Java Question

How can I create an index of the positions of a byte in a file

I have this large file with the follow format:

Unique String


In my program I need to read this file to get the Information through the Unique String key. Since the performance is important, I can't read each line looking for the key everytime, besides I can't load the file in memory because it is too heavy. Then I'd like to read the file only once and then build an index with the String key and the position(in byte) of that in file. This index is something like a HashMap with the key been the Unique String and the value been the bytes in file where the key appears.

Seems that RandomAccessFile could do this, but I don't know how.

So, how can I build this index and then access an specific line by this index?

Answer Source

The way I am going to suggest is to read the file, and keep track of the position. Store the position along the way in a map so you can look it up later.

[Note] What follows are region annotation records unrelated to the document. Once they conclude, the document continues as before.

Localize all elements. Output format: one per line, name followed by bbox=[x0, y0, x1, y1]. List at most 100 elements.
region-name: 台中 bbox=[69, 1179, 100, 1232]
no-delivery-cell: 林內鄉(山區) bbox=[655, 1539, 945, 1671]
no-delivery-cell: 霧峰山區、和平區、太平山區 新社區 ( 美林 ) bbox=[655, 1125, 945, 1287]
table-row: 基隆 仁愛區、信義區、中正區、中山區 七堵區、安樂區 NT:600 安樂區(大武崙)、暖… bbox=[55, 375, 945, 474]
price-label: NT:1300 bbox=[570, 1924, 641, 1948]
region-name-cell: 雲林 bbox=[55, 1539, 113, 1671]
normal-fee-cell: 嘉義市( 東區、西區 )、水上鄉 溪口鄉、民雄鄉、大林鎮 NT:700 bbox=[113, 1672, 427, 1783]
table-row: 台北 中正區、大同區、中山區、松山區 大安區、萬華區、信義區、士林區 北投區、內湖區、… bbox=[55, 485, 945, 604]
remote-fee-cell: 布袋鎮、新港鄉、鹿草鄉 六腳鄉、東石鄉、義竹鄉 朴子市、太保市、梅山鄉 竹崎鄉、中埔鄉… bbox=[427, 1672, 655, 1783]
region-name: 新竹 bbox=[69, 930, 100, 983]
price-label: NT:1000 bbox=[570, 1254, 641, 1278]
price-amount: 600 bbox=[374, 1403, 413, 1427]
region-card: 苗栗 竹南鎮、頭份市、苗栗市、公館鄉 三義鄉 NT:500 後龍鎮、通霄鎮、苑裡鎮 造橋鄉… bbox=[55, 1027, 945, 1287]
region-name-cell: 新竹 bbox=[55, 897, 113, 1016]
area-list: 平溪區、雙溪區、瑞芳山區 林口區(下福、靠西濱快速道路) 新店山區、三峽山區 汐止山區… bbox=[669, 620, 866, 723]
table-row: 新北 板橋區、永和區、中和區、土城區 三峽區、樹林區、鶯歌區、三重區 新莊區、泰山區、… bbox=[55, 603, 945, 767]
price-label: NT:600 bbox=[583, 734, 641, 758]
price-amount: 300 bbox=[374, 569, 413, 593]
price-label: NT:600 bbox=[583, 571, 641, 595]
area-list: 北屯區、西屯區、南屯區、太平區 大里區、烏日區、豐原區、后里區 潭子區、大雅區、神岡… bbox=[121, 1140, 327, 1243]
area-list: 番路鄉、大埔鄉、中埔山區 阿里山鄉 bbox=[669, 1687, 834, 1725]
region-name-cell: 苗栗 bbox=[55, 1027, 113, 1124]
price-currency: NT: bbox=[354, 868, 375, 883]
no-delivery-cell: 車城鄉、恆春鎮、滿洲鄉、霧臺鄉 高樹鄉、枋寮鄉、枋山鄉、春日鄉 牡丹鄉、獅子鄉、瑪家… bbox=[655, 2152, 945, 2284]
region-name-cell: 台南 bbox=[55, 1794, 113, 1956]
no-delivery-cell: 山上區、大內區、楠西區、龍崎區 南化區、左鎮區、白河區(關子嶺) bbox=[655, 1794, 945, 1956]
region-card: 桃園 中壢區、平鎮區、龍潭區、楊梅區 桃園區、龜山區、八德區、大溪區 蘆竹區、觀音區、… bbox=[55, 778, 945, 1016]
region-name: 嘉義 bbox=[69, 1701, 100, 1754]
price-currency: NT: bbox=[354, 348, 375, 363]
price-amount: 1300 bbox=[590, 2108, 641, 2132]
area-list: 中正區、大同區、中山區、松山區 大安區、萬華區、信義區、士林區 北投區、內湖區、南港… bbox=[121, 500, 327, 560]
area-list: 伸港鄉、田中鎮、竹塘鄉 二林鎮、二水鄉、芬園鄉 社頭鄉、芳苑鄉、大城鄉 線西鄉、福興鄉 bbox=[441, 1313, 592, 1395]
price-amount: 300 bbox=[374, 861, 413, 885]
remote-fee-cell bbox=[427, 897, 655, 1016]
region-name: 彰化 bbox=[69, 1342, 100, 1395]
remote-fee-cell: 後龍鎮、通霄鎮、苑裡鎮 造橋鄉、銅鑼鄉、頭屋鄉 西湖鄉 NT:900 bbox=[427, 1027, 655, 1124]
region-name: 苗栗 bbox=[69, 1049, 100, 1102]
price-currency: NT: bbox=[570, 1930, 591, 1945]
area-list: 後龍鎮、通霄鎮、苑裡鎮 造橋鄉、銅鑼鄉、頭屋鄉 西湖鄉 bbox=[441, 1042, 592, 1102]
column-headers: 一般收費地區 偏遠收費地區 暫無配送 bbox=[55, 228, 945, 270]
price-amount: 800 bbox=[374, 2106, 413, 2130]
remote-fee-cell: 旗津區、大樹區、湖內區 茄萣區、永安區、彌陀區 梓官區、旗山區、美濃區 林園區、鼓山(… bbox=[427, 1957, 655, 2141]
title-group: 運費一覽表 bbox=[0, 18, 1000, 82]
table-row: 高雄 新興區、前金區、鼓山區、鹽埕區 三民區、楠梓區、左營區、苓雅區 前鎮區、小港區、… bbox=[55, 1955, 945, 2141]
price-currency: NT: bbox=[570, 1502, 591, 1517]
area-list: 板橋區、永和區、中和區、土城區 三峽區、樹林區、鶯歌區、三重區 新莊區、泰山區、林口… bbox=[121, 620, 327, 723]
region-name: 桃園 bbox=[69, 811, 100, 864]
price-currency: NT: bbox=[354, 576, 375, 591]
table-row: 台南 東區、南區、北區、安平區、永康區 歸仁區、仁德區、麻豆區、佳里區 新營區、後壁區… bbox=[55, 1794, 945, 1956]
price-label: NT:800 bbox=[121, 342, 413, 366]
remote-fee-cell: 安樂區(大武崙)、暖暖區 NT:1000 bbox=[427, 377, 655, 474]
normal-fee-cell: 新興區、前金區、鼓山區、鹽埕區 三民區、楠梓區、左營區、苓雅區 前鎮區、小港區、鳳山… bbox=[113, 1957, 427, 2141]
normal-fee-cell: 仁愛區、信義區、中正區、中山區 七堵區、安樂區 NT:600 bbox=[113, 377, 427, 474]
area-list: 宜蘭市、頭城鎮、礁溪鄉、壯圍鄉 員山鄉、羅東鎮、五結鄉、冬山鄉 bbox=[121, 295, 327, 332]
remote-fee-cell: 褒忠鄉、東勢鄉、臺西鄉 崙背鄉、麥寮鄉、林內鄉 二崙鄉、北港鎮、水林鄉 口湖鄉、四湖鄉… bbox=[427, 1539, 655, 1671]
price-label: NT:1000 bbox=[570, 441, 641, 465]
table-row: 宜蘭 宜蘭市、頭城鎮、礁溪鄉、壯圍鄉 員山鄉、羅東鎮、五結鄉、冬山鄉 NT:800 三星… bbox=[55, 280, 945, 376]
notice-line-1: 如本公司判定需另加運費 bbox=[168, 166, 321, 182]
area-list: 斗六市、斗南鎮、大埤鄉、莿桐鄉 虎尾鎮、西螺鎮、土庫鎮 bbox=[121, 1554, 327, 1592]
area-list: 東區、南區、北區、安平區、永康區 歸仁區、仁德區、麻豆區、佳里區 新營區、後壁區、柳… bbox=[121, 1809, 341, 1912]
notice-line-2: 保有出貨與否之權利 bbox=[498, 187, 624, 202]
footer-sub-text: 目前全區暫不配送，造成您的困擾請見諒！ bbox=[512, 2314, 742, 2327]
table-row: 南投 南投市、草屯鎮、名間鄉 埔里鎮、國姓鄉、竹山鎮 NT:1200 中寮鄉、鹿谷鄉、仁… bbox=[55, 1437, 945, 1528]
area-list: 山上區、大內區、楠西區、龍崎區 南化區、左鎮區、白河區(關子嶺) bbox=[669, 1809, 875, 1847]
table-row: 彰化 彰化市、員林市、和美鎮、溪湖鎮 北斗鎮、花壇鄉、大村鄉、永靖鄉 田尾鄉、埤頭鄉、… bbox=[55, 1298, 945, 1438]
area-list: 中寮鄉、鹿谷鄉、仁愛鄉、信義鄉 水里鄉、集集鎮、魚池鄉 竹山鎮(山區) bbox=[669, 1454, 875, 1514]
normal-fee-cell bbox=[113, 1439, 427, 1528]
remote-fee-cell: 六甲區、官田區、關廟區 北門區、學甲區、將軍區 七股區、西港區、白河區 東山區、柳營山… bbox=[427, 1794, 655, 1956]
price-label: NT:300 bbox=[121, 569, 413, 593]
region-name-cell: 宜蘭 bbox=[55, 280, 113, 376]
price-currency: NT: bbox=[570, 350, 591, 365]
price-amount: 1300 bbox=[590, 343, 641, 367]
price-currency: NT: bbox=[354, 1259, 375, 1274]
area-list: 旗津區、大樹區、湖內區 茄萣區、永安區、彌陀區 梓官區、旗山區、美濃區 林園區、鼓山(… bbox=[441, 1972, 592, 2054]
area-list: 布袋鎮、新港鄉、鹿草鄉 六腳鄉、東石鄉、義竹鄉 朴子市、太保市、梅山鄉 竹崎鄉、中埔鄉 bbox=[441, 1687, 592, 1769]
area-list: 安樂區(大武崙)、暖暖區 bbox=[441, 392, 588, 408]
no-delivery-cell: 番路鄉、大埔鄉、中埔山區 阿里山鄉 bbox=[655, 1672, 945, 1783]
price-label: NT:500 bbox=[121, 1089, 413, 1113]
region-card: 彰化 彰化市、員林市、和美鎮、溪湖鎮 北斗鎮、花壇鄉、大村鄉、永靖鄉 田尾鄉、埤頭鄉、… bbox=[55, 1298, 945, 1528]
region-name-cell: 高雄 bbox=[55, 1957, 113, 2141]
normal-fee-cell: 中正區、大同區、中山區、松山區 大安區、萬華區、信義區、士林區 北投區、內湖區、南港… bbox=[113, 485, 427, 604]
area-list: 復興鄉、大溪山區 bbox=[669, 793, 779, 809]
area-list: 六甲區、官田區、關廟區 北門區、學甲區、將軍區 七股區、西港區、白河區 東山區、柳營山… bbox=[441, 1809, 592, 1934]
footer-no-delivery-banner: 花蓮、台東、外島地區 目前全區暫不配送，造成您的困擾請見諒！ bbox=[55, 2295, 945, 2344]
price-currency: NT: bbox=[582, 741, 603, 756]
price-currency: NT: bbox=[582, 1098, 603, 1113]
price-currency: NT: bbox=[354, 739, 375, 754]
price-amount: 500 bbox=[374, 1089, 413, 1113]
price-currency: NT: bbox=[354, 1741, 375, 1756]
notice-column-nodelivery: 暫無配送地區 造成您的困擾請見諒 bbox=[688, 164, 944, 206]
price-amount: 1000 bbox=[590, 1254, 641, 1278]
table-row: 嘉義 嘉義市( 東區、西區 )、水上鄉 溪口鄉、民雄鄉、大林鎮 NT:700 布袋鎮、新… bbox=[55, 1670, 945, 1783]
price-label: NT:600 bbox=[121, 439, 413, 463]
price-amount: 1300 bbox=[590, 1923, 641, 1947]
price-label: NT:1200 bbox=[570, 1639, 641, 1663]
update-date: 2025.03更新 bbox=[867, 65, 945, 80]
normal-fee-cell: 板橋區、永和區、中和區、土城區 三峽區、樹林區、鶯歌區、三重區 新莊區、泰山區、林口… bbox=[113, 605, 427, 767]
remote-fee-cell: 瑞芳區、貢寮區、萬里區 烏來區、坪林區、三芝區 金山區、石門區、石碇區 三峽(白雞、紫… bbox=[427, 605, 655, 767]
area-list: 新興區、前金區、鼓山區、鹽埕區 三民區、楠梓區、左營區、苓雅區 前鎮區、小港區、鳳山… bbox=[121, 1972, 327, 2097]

The first way to do this is to use your file as a DataInput, and use the RandomAccessFile#readline

RandomAccessFile raf = new RandomAccessFile("filename.txt", "r");
Map<String, Long> index = new HashMap<>();

Now, how is your data stored? If it is stored line by line, and the ecoding conforms to the DataInput standards, then you can use.

lond start = raf.getFilePointer();
String line = raf.readLine();
String key = extractKeyFromLine(line);
index.put(key, start);

Now anytime you need to go back and get the data.

long position = index.get(key);;
String line = raf.readLine();

There are many caveats to this. For example, if you need a more robust encoding, then the first time you read it you'll want to create a reader that can manage the encoding, and just use your RandomAccessFile as an input stream. readLine() can fail if the lines are too large. Then you would have to devise your own strategy for extracting the key/data pair.